I’ve been the strong one stroking the belly of a loved one filled with cancer. The cancer so advanced that I could feel it under his thin skin as I promised him that it was okay to die that day, and reassured him that we would carry on. I stood there in the room hours later as the last breath escaped his body relieved that his pain was over and ours had begun.

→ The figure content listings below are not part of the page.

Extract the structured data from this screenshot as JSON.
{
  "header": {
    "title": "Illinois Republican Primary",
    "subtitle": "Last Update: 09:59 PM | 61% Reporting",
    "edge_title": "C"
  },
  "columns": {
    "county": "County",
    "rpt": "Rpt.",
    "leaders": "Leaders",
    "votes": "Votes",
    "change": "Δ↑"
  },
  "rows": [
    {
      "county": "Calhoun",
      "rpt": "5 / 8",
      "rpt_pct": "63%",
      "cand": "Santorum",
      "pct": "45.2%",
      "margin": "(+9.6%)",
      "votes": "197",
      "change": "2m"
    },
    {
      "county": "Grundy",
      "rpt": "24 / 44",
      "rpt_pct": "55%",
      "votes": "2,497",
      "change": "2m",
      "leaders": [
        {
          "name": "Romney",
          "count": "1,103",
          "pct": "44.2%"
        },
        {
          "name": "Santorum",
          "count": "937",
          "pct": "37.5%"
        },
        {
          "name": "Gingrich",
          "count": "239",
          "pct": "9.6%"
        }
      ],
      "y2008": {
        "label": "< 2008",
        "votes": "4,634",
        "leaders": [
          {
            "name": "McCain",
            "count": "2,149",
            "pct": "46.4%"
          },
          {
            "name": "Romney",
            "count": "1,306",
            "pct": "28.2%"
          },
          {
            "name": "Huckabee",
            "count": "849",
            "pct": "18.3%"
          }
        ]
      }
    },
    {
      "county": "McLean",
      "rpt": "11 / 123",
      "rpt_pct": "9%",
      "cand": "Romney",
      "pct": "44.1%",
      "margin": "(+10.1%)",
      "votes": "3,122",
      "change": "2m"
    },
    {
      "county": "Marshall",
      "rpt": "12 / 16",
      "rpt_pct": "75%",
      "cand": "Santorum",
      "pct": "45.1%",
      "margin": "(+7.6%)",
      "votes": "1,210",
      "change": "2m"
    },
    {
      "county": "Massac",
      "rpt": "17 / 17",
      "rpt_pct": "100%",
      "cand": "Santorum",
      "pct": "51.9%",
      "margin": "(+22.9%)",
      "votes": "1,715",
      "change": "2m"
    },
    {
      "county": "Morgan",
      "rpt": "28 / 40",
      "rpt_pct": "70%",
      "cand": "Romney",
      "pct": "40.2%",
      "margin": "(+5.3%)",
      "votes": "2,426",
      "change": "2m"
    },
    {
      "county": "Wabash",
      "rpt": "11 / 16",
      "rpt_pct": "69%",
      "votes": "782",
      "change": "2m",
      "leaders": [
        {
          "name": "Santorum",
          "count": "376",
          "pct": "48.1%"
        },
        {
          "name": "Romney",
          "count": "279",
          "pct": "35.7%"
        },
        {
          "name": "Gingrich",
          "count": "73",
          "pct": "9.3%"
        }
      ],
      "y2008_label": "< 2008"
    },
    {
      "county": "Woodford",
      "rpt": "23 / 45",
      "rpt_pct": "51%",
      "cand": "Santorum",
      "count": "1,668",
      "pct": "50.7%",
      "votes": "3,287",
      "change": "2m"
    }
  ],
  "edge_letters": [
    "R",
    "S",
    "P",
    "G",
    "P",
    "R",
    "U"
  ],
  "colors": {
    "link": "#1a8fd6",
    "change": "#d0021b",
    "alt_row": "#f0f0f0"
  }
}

I’ve been the weak one weeping opening when the news came that mom needed open heart surgery. I’ve been the adult, feeling like the little child trying to be brave, as they wheeled my mother down the hallway to uncertain survival. Our shoulders heaved as our legs barely held us up in the hospital hallway, all too reminiscent of days gone by.
I’ve been the one weeping while witnessing the pain of a mother who lost her son all too early and so suddenly. He wasn’t mine, but I ached completely for her loss. I’ve come to pray with a mother, I barely knew, as she signed the papers to turn off the life support for the daughter that I did know. I’ve kissed the warm hand of a brain dead friend and said goodbye knowing the warmth was only from the machines and that when the machines stopped humming that the cold would fill her body. I’ve stood by a friend in their valley and been stood by in mine.
I’ve been through joyous times filled with celebration, hope and brightness. And I’ve wept into the tiny holes of the phone to my mother when loss was so common and constant that even the kitten died. I’ve walked open armed into friendships and I’ve walked away from a future that would have destroyed me. I’ve said goodbye when my heart wanted to stay and I’ve run away when the warning bells rang all around me. I have been truant from the knowledge of old friend’s tragedy and at other times the news has caught up to me and stolen my breathe away.
I’ve been guilty of causing heartbreak that I can’t undo. And I’ve forgiven those who have never asked. I’ve looked back and given my sins away and I’ve walked forward knowing that I’ve already been forgiven. I’ve had the honor of being present at the first and at the last breathe of life. I’ve lived this life completely for having been through it all.
And sometimes when the phone rings and my father’s voice is on the other end, my heart skipped a beat for years. I remember the day he called, when I greeted him in German and he answered in English, to tell me that mom had had a heart attack. So began the journey that led us to the hospital hallways yet again. My mother’s survival from Hodgkin’s disease came at a price of radiation damage for a lifetime. And yet there is no bitterness for the damages because the days of her survival had been so sweet.
Life is like that, filled with abundance and valleys, yet so sweet that the bitterness that could consume isn’t as tempting as a life lived filled with hope. Do you agree?